The twenty-third question for the Q&A section of this blog is: “When were you the strongest that you’ve ever had to be?”
Well, aside from when dealing with some of the stuff outlined in the last Q&A post, I think the strongest I’ve ever had to be was the first few months after my son was born.
My son was…not planned, I suppose you would say, and originally the pregnancy was supposed to be terminated, but so many people wanted the baby that I just couldn’t bring myself to do it, despite how little I wanted to have a child. I never, ever in my life wanted a child; I’ve never been comfortable around them, there are loads of societal issues that make me think it’s almost cruel to bring a child into this world, and there are multiple other reasons why having a child was not something I ever wanted or thought I could do (and trust me, we tried very hard to prevent it, he was just determined to exist, I guess), but when the time came to have the abortion, I just couldn’t do it.
So when he was born, I…didn’t connect with him the way mothers usually connect with their babies, I guess. I mean, his father and I were no longer in a relationship by that time, though we were on good terms, I still didn’t want a baby and I absolutely did not think I could handle one (much less be a good mother to one), and I just could not see how life with him was going to work. I had hoped that when he was born I’d have that “moment” where you just fall in love with the baby, but what I’ve learned since then is that infants just aren’t my thing. Some people love infants, some love toddlers, some love children best when they’re older, and I just wasn’t an infant person, so I didn’t get that moment.
In the months that followed his birth, I took care of him as well as I possibly could, but it took until he was able to smile and laugh before I really began to warm to him. I didn’t hate him before that, of course; I thought he was cute, I did what I had to do for him (as I do with anything), and I know on some level I loved him, but I wasn’t in love with him, I guess you could say. So it was a hard adjustment for me to parent a child in the first place, especially with my mother coming down on me any time I’d be upset, saying that I was “just like my father” because I “wanted the child but didn’t want the responsibility”. Except I didn’t want the child. I had the child because they wanted it; the responsibility was the only thing I’d been able to prepare myself for.
What made her comments even harder were that my son had significant issues with eating at that time, and that was most of why I was upset. I had tried to breastfeed him for the first few months, and at first it had gone well, but about 3 months in, he stopped eating altogether, and his weight began to decline rapidly. I took him to multiple appointments with doctors and specialists attempting to find ways to make him feed again, but in the end, it was determined that there was an issue with my breasts that was keeping him from being able to get enough milk out (which I will not go into the details of, as only one person in the world knows the details), and that was discouraging him (because it was a lot of effort for him to try to drink, and the reward for the effort was not enough), so we would have to try formula feeding him.
But he wouldn’t drink formula either, and the doctors could not figure out why.
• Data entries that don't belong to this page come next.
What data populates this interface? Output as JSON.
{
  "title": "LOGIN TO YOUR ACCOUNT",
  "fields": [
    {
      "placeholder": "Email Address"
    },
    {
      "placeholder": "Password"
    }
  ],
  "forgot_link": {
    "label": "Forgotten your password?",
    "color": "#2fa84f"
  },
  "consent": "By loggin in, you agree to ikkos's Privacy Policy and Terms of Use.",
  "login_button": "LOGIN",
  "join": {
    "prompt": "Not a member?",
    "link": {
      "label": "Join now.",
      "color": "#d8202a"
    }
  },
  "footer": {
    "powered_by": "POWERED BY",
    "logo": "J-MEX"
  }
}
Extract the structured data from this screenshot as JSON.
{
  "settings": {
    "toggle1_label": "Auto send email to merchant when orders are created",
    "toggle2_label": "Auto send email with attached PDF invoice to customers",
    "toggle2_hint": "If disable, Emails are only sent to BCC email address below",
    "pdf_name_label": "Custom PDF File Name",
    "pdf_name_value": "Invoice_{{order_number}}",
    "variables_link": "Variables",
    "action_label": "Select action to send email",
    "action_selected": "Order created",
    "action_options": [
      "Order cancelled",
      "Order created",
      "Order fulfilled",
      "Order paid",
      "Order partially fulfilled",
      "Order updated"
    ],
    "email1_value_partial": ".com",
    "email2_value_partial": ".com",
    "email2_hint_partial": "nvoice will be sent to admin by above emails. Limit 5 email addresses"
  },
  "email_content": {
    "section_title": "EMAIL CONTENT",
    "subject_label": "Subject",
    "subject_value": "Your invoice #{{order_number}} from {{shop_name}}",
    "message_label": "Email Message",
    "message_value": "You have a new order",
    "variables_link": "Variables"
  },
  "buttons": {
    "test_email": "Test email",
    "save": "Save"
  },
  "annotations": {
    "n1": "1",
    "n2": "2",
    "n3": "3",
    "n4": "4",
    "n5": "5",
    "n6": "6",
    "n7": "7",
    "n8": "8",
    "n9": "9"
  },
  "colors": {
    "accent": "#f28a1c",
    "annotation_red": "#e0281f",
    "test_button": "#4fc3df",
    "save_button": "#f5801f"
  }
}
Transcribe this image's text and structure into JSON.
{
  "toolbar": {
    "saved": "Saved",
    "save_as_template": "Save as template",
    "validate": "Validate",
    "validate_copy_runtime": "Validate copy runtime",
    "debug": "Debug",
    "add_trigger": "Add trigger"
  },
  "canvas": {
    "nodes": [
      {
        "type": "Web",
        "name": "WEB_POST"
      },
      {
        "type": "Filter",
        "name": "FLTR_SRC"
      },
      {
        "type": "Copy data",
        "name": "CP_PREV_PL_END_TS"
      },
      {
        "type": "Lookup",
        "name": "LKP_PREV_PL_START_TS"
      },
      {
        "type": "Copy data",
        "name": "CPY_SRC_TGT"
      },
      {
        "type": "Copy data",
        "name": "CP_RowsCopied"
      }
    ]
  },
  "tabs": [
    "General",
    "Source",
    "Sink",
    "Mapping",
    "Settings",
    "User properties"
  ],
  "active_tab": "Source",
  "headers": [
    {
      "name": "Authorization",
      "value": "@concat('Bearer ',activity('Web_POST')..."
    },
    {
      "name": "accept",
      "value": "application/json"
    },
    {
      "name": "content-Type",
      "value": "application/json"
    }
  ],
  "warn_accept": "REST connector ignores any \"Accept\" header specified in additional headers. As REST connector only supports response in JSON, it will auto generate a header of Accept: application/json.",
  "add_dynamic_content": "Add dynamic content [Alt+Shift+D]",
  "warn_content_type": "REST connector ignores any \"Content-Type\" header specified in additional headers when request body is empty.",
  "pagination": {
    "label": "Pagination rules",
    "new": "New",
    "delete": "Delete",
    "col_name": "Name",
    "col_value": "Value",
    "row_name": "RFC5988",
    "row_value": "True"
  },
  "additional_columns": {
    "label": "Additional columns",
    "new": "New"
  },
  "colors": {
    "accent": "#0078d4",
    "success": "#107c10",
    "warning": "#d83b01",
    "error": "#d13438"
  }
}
We tried method after method, but he would not eat, and his weight continued to decline, to the point that the doctor told me if he went 24 more hours without eating, he would need to be put in the hospital on an IV to get nutrients into him. So throughout that period, I spent a lot of my time with my son crying, because I knew he was hungry but I could not get him to eat, and it made me feel like I was a failure as a mother already. I felt like this was payback for not wanting a child; I hadn’t wanted him, so now I’d have to watch him die and be unable to do anything about it. I was miserable, and my mother just couldn’t seem to understand that every day that I got up and tried to feed him was another day that I was trying to be strong. Another day that I wasn’t giving up on him or the responsibility.
So many times I did want to give up, though – on him, on myself, on everything. I knew if he died, I was going to kill myself. There was just no question about that. It only seemed fair, and I didn’t know how I could possibly live knowing I hadn’t been able to save him. But still, I thought of running away even if he managed to live…putting him up for adoption in the hopes that another mother could be what he needed that I couldn’t be, killing myself, just…anything to give him a better life than I was giving him. He was a sweet, easy baby aside from his eating issues, and I knew he deserved better than someone who couldn’t even fulfil one of his most basic needs.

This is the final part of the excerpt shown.